GROLL et al. 2005c), however, without contact to the cells on the well bottom it had no influence on them. Through diffusion into the cell culture medium, only Dex accounts for the reduced cell growth on the well bottom.

Transferred to the circumstances in vivo, the diffusion of the drug into the perilymph would not only affect the cells in direct contact with the electrode, but also the connective tissue cells surrounding the electrode inside the scala tympani.

Additionally, this benefit also applies to the platinum electrode-nerve interfaces, which are not coated by PDMS. The slightly higher cell number in wells with PDMS and sPEG-coated PDMS than in the control wells could be explained through the additional growth area on the filaments presented to the cells. The surface of the well bottom including the filaments’ surface was increased by nearly 17% (300µm diameter) and 29% (500µm diameter) compared to the well bottom surface alone.

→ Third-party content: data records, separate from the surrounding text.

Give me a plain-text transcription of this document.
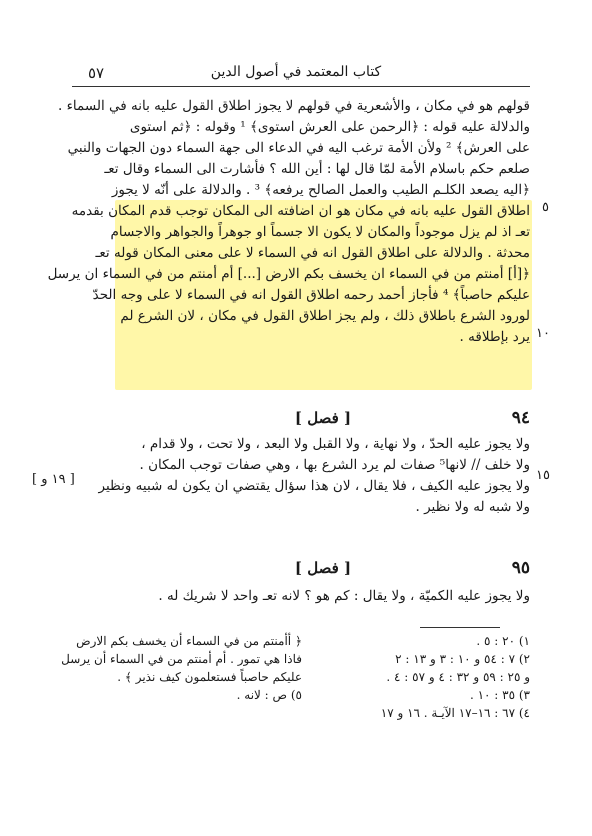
٥٧	كتاب المعتمد في أصول الدين
قولهم هو في مكان ، والأشعرية في قولهم لا يجوز اطلاق القول عليه بانه في السماء .
والدلالة عليه قوله : ﴿الرحمن على العرش استوى﴾ ¹ وقوله : ﴿ثم استوى
على العرش﴾ ² ولأن الأمة ترغب اليه في الدعاء الى جهة السماء دون الجهات والنبي
صلعم حكم باسلام الأمة لمّا قال لها : أين الله ؟ فأشارت الى السماء وقال تعـ
﴿اليه يصعد الكلـم الطيب والعمل الصالح يرفعه﴾ ³ . والدلالة على أنّه لا يجوز
اطلاق القول عليه بانه في مكان هو ان اضافته الى المكان توجب قدم المكان بقدمه
تعـ اذ لم يزل موجوداً والمكان لا يكون الا جسماً او جوهراً والجواهر والاجسام
محدثة . والدلالة على اطلاق القول انه في السماء لا على معنى المكان قوله تعـ
﴿[أ] أمنتم من في السماء ان يخسف بكم الارض [...] أم أمنتم من في السماء ان يرسل
عليكم حاصباً﴾ ⁴ فأجاز أحمد رحمه اطلاق القول انه في السماء لا على وجه الحدّ
لورود الشرع باطلاق ذلك ، ولم يجز اطلاق القول في مكان ، لان الشرع لم
يرد بإطلاقه .
٥
١٠
١٥
٩٤
[ فصل ]
ولا يجوز عليه الحدّ ، ولا نهاية ، ولا القبل ولا البعد ، ولا تحت ، ولا قدام ،
ولا خلف // لانها⁵ صفات لم يرد الشرع بها ، وهي صفات توجب المكان .
ولا يجوز عليه الكيف ، فلا يقال ، لان هذا سؤال يقتضي ان يكون له شبيه ونظير
ولا شبه له ولا نظير .
[ ١٩ و ]
٩٥
[ فصل ]
ولا يجوز عليه الكميّة ، ولا يقال : كم هو ؟ لانه تعـ واحد لا شريك له .
١) ٢٠ : ٥ .
٢) ٧ : ٥٤ و ١٠ : ٣ و ١٣ : ٢
و ٢٥ : ٥٩ و ٣٢ : ٤ و ٥٧ : ٤ .
٣) ٣٥ : ١٠ .
٤) ٦٧ : ١٦–١٧ الآيـة . ١٦ و ١٧
﴿ أأمنتم من في السماء أن يخسف بكم الارض
فاذا هي تمور . أم أمنتم من في السماء أن يرسل
عليكم حاصباً فستعلمون كيف نذير ﴾ .
٥) ص : لانه .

Considering variations in cell distribution and different positions of the filaments, the increase of cell number by 12-17% matches these circumstances.

Considering only the surfaces of the filaments (setting II), we found a cell number reduction of over 90% on all treated filaments in comparison to the untreated PDMS (Figure 10). There, not only the Dex-loaded filaments were nearly cell free, but also the sPEG-coating alone showed a remarkable cell repelling effect. Still, highest reduction (up to 99%) of cell proliferation was achieved by combining Dex and sPEG.